The Indian market is volatile, so we need to build a robust model strategy which allows us to define one or two product platforms that we can take to the next level. Also, we need to look at a model that will allow us to achieve serious production targets. Currently we are looking at our global models that can allow us an even higher and faster scaling up of our production capabilities in India. But that is something we haven’t made a decision on and are still analyzing the situation.

It is not uncommon for luxury brands to have Brand Ambassadors; BMW has recently signed up with Sachin Tendulkar. Audi, on the other hand has several strong brand advocates but no formal brand ambassador in India. Any specific reason for this?

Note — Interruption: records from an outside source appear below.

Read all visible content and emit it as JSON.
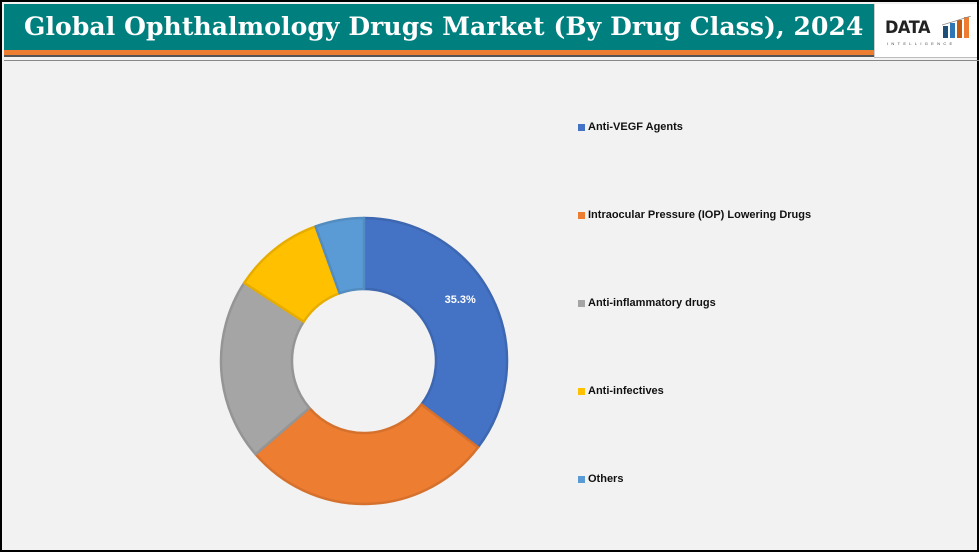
{
  "header": {
    "title": "Global Ophthalmology Drugs Market (By Drug Class), 2024 (%)",
    "logo_text": "DATA",
    "logo_subtext": "INTELLIGENCE"
  },
  "colors": {
    "header_bg": "#007f7f",
    "accent_bar": "#ed7d31",
    "background": "#f2f2f2"
  },
  "chart_data": {
    "type": "pie",
    "subtype": "donut",
    "title": "Global Ophthalmology Drugs Market (By Drug Class), 2024 (%)",
    "categories": [
      "Anti-VEGF Agents",
      "Intraocular Pressure (IOP) Lowering Drugs",
      "Anti-inflammatory drugs",
      "Anti-infectives",
      "Others"
    ],
    "values": [
      35.3,
      28.4,
      20.5,
      10.3,
      5.5
    ],
    "colors": [
      "#4472c4",
      "#ed7d31",
      "#a5a5a5",
      "#ffc000",
      "#5b9bd5"
    ],
    "data_labels": [
      "35.3%",
      "",
      "",
      "",
      ""
    ],
    "legend_position": "right",
    "start_angle": 0,
    "direction": "clockwise"
  },
  "legend": {
    "items": [
      {
        "label": "Anti-VEGF Agents",
        "color": "#4472c4"
      },
      {
        "label": "Intraocular Pressure (IOP) Lowering Drugs",
        "color": "#ed7d31"
      },
      {
        "label": "Anti-inflammatory drugs",
        "color": "#a5a5a5"
      },
      {
        "label": "Anti-infectives",
        "color": "#ffc000"
      },
      {
        "label": "Others",
        "color": "#5b9bd5"
      }
    ]
  }
}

Strong brands do not need brand ambassadors. Our cars and our loyal customers speak for the brand. We have a good connect with Bollywood celebrities who love our cars and the status associated with it. We also have sportsmen and young entrepreneurs who are brand advocates of Audi, so at Audi, having a brand ambassador is not really a need.

You have spent a fair bit of time in India now and have been leading Audi well. What advice would you give to expat CEOs trying to head businesses in India? What should they expect and what should they not?

After having spent more than five years in two different stints and at two different locations, I think the best way to come to India is to not expect anything.

The best advice I could give to expats is that they should absorb everything about India; they can read about the country if they want to, but they should start expecting only when they are here. The key is to look at India always as a glass that is half full and not half empty.

How do you deal with your requirements of human capital? Is quality talent readily available to you?

Infusing skilled talent at three levels: corporate, dealership and production is crucial to us. We strongly believe that a competent workforce that exhibits and fosters Audi’s brand values (progressive, sporty and sophisticated), is one of the strong pillars for Audi’s growth in India

For our dealer partners we identify ‘local heroes’ who have a strong network in the respective regions and also the urge to be winners.

What is your definition of ‘leadership’? What culture does Audi India follow and what is your management style?

I adopt an open door policy with my team at work. It creates a healthy culture at office and encourages ideas and participation from everyone in the team while giving them an opportunity to lead and drive strategies into tangible action fields.

I think the key essence is to synchronize every one on one vision and ask them what it will take to be No 1. The idea is to then orchestrate that vision down the value chain to everyone at the workplace and every employee on the shop floor.

Also, the youth these days play an important role in every organization which is also the case with Audi India. We encourage young employees to be a part of our team and grow with us.

Mr. Sachin  BansalMichael Perschke is the current Head of Audi in India. A German citizen, Michael has had an international education in business administration and economics from Germany and London. Michael joined the Volkswagen Group in late 2004 with the responsibility of steering national sales companies and developing wholesale strategy, which resulted in the takeover of their importer in Ireland.

He began his innings at AUDI AG from 2008 where he was in charge of the European Service Network Project with the target to improve service network quality and develop European network quality standards for 28 countries. From 2002 till late 2004, Michael was a member of the European turnaround team at Mitsubishi Motors and ran the European dealer network team as well as the M&A business which resulted in the setting up of three national sales companies in Belgium, Switzerland and France. He also acted as a Managing Director during the build-up phase.